Le risposte erano molteplici: un po’ per vendetta - se era l’ultimo a portare il nome Mori, lo doveva al vecchio a cui aveva reciso la gola - un po’ per orgoglio - la Port Mafia sarebbe dovuta divenire di suo padre più di tre lustri prima - un po’ perché era quello che andava fatto.

“E qualcuno doveva pur farlo. Vero, Elise?” Cercò conferma Mori. “Qualcuno doveva sporcarsi le mani per impedire all’oscurità di straripare e distruggere tutto.”

Gli sfuggì un sorriso amaro. “Sarà una strada ancor più solitaria di quella che abbiamo percorso fino a ora, mia piccola Elise.”
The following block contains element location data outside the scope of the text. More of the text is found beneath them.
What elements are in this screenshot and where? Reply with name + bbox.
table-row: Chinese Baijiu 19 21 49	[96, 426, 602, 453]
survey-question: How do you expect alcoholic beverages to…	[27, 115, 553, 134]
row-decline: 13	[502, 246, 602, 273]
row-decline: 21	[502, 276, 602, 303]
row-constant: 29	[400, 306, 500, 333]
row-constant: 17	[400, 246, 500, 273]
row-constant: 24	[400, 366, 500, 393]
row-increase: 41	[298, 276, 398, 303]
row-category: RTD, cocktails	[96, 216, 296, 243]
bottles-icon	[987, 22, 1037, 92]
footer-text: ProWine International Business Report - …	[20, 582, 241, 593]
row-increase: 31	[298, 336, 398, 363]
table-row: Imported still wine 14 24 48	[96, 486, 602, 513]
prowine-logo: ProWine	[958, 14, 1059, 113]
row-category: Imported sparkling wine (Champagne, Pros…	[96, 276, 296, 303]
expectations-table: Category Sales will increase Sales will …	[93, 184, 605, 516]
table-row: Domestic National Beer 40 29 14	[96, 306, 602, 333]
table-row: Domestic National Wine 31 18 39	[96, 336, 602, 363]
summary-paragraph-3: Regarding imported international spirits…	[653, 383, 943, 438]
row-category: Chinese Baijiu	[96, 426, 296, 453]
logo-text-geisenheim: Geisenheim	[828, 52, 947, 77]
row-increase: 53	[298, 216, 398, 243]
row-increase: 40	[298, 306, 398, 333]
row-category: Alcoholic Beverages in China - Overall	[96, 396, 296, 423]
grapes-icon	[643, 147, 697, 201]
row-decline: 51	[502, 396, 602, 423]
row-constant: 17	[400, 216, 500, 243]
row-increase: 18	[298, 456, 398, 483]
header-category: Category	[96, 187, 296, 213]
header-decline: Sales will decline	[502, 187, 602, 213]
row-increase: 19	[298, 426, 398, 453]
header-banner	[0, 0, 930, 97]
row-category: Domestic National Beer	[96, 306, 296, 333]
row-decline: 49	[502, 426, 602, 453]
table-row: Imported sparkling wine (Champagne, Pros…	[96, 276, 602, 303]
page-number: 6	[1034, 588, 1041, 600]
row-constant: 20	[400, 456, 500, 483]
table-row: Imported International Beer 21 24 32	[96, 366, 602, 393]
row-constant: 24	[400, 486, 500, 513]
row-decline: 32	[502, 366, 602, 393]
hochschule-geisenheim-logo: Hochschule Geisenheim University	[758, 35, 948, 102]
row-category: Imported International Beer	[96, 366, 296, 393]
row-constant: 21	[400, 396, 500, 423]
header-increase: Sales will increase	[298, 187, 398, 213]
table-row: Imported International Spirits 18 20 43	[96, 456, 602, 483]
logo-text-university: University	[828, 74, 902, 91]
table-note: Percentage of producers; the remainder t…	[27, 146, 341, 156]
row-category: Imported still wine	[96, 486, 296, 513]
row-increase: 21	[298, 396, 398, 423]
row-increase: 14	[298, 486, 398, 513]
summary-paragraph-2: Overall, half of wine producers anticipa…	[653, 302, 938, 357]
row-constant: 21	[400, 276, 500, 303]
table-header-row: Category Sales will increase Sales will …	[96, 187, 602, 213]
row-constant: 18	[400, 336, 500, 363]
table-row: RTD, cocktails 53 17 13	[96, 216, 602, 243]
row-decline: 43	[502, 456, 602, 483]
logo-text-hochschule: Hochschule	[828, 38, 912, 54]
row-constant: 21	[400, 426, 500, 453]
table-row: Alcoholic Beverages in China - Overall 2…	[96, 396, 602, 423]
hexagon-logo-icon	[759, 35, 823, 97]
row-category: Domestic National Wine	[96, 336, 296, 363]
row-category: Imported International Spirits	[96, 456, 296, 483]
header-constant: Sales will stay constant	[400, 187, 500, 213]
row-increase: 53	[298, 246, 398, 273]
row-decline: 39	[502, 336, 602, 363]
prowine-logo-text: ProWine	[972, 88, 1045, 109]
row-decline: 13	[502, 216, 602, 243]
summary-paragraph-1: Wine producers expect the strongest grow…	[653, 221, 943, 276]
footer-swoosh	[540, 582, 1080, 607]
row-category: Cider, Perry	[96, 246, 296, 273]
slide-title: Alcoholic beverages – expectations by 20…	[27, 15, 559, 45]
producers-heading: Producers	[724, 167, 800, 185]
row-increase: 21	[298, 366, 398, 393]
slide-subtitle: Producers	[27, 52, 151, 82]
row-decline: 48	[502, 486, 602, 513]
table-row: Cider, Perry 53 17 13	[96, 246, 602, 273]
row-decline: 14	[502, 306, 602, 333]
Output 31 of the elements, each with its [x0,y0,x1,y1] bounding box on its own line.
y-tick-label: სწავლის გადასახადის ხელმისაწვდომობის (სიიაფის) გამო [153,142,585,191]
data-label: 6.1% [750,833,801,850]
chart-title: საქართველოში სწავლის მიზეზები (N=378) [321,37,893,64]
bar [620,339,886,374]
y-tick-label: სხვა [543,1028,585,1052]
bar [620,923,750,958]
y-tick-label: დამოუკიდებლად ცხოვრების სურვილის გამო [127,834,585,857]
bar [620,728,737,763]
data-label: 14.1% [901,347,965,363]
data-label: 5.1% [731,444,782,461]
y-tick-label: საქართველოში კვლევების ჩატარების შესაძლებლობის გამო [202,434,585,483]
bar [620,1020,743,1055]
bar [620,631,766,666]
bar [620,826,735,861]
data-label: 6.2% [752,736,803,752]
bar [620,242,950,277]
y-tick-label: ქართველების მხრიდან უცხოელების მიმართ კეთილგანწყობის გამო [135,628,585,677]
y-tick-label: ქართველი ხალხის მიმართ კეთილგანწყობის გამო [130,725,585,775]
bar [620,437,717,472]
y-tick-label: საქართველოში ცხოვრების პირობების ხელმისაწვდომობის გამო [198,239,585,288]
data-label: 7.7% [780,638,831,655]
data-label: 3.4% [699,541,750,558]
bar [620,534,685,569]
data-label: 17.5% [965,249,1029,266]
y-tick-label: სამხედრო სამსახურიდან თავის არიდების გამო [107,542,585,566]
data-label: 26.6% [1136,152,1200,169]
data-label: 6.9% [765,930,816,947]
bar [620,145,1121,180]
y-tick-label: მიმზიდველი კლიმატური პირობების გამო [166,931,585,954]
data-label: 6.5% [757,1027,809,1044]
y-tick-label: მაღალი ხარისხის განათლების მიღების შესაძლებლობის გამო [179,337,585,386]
“E invece no!” Replicò la bambina, facendo una piroetta. “Adesso non siamo più soli.”

Stremato dalla lunga nottata, Mori non riuscì a intuire cosa la sua abilità gli stesse suggerendo.

Annoiata, Elise sbuffò. “Adesso c’è Osamu!” Esclamò con un gran sorriso.

“Ah, già, Osamu,” ricordò Mori. “Dazai Osamu.”

Ed ecco che il circolo dei suoi pensieri ricominciava da capo, senza trovare un punto fermo.

Il destino venne in suo soccorso. 

Dopo quelli che sarebbero potuti essere pochi minuti o intere ore, qualcuno bussò violentemente al portone d’ingresso.




 

Dal modo in cui insistevano, non c’erano dubbi: era un’emergenza.

Mori non aveva tempo per l’ennesima rissa tra piccole bande finita in lame e pistole, così si prese tutto il suo tempo per uscire dallo studio e attraversare l’atrio. “Arrivo…” Ripeté un paio di volte, pigramente. “Arrivo…”

“Non è così che si comporta un vero medico, Rintarou,” lo rimproverò Elise, dietro di lui.

“C’è ancora una questione aperta sul fatto se sia un vero medico o no,” ribatté Mori. Non c’era nessuna laurea da incorniciare, non per lui. Nessuna bella proclamazione con un bel completo nuovo, le foto di rito e un brindisi finale. Era stata la Grande Guerra a dargli l’abilitazione. Con ogni probabilità, il superiore che lo aveva dichiarato dottore in medicina ora si trovava tre metri sotto terra e nemmeno tutto intero. Se era stato fortunato, lo avevano seppellito a casa, circondato dai suoi cari. In caso contrario, giaceva in una fossa comune e il suo nome era scolpito in un elenco di cento e più, su di un memoriale da qualche parte, in Europa.

Oltre i vetri, Mori vide la stoffa colorata del kimono e i capelli rossi di chi batteva i pugni con disperazione contro la sua porta e si pentì del suo menefreghismo. Percorse gli ultimi metri di corsa.

Quello che si ritrovò davanti non gli piacque per nulla: la ragazza, appena una donna, aveva il viso ricoperto di sangue - saltavano subito agli occhi il naso rotto e lo zigomo gonfio - e di trucco colato. Mori la conosceva.

“Perché ci hai messo tanto?” Kouyou non aveva più voce per urlargli contro.

Mori non perse tempo in scuse: si passò il braccio di lei intorno alle spalle e la portò via dalla strada. Nella confusione, aveva fatto sparire Elise, ma se ne accorse solo dopo che ebbe aiutato la giovane donna a sedersi sul lettino della sala visite.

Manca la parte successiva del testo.